Jan. 2010 - My 3rd surgery was done in Neenah at the hospital. I was immediately taken into surgery when I arrived. They asked if I wanted to wait for my mom to get there, since Nick had to drive home to give the car to my mom, but I said no. I just wanted it to be over with. My four day stay in the hospital was a blur. The family came and I had morphine so things were good, but I wanted to be home. I was home for three dYs then we t back for another post-op appointment. I was pretty sick at this point; lost a lot of weight, still not eating, not sleeping. Still unimpressed, blood was drawn and I was sent home. That night, unknown to me at the time, the doctor called my parents from his house phone and said that the infection had not decreased at all since the last surgery and I would need another. He said we would be having surgery the next day. This night was the first night I actually got a good night's rest. I woke up and they told me i would be going under again. At this point I cried my heart out. I didn't want another surgery but of course it was necessary.
This surgery had to be the worst. When they performed the previous operations, they put a femoral block in my leg. This means they paralyze the nerve that senses pain in the knee area. It is the best way to keep the pain at bay until the pain meds kick in. Well this surgery, they femoral block was forgotten. I came out of anesthesia screaming and crying the pain was so intense. My poor mom was the only one who was there that surgery and she had to get me into the truck and home. Over all my surgeries, my mom was just as distraught and unhealthly as I was, just in a different way. Our relationship over the past couple of years was not great. I made a lot of mistakes in my high school years and it had almost ruined my parents. So going through this difficult time with them was a challenge.

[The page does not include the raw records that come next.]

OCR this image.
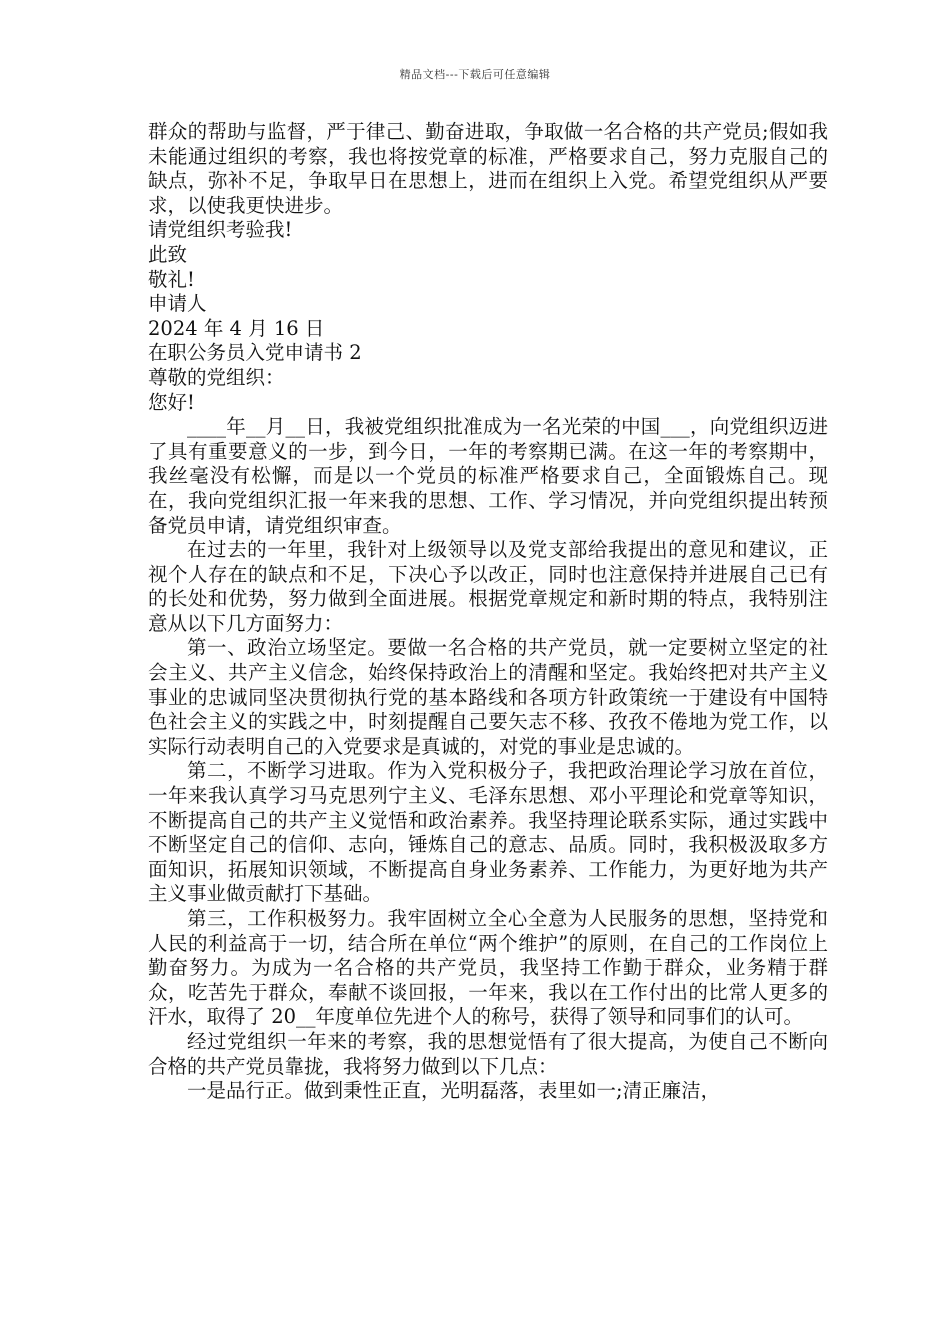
精品文档---下载后可任意编辑

群众的帮助与监督，严于律己、勤奋进取，争取做一名合格的共产党员;假如我未能通过组织的考察，我也将按党章的标准，严格要求自己，努力克服自己的缺点，弥补不足，争取早日在思想上，进而在组织上入党。希望党组织从严要求，以使我更快进步。

请党组织考验我!

此致

敬礼!

申请人

2024 年 4 月 16 日

在职公务员入党申请书 2

尊敬的党组织：

您好!

____年__月__日，我被党组织批准成为一名光荣的中国___，向党组织迈进了具有重要意义的一步，到今日，一年的考察期已满。在这一年的考察期中，我丝毫没有松懈，而是以一个党员的标准严格要求自己，全面锻炼自己。现在，我向党组织汇报一年来我的思想、工作、学习情况，并向党组织提出转预备党员申请，请党组织审查。

在过去的一年里，我针对上级领导以及党支部给我提出的意见和建议，正视个人存在的缺点和不足，下决心予以改正，同时也注意保持并进展自己已有的长处和优势，努力做到全面进展。根据党章规定和新时期的特点，我特别注意从以下几方面努力：

第一、政治立场坚定。要做一名合格的共产党员，就一定要树立坚定的社会主义、共产主义信念，始终保持政治上的清醒和坚定。我始终把对共产主义事业的忠诚同坚决贯彻执行党的基本路线和各项方针政策统一于建设有中国特色社会主义的实践之中，时刻提醒自己要矢志不移、孜孜不倦地为党工作，以实际行动表明自己的入党要求是真诚的，对党的事业是忠诚的。

第二，不断学习进取。作为入党积极分子，我把政治理论学习放在首位，一年来我认真学习马克思列宁主义、毛泽东思想、邓小平理论和党章等知识，不断提高自己的共产主义觉悟和政治素养。我坚持理论联系实际，通过实践中不断坚定自己的信仰、志向，锤炼自己的意志、品质。同时，我积极汲取多方面知识，拓展知识领域，不断提高自身业务素养、工作能力，为更好地为共产主义事业做贡献打下基础。

第三，工作积极努力。我牢固树立全心全意为人民服务的思想，坚持党和人民的利益高于一切，结合所在单位“两个维护”的原则，在自己的工作岗位上勤奋努力。为成为一名合格的共产党员，我坚持工作勤于群众，业务精于群众，吃苦先于群众，奉献不谈回报，一年来，我以在工作付出的比常人更多的汗水，取得了 20__年度单位先进个人的称号，获得了领导和同事们的认可。

经过党组织一年来的考察，我的思想觉悟有了很大提高，为使自己不断向合格的共产党员靠拢，我将努力做到以下几点：

一是品行正。做到秉性正直，光明磊落，表里如一;清正廉洁，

In the end, I got dropped from my scholarship, transferred to Oshkosh, changed my major and got back on track with my parents. And now almost 5 years later, I have a wonderful relationship with my mom and dad, will be graduating in December and am making a beautiful life with a wonderful boyfriend and two dogs.
Reflecting on the life changes since my first surgery are proof enough that things will be different. I'm going to try and stay positive and look on the bright side, focus on the good. The family and friends who surround me are my greatest support and I am blessed for the life I have.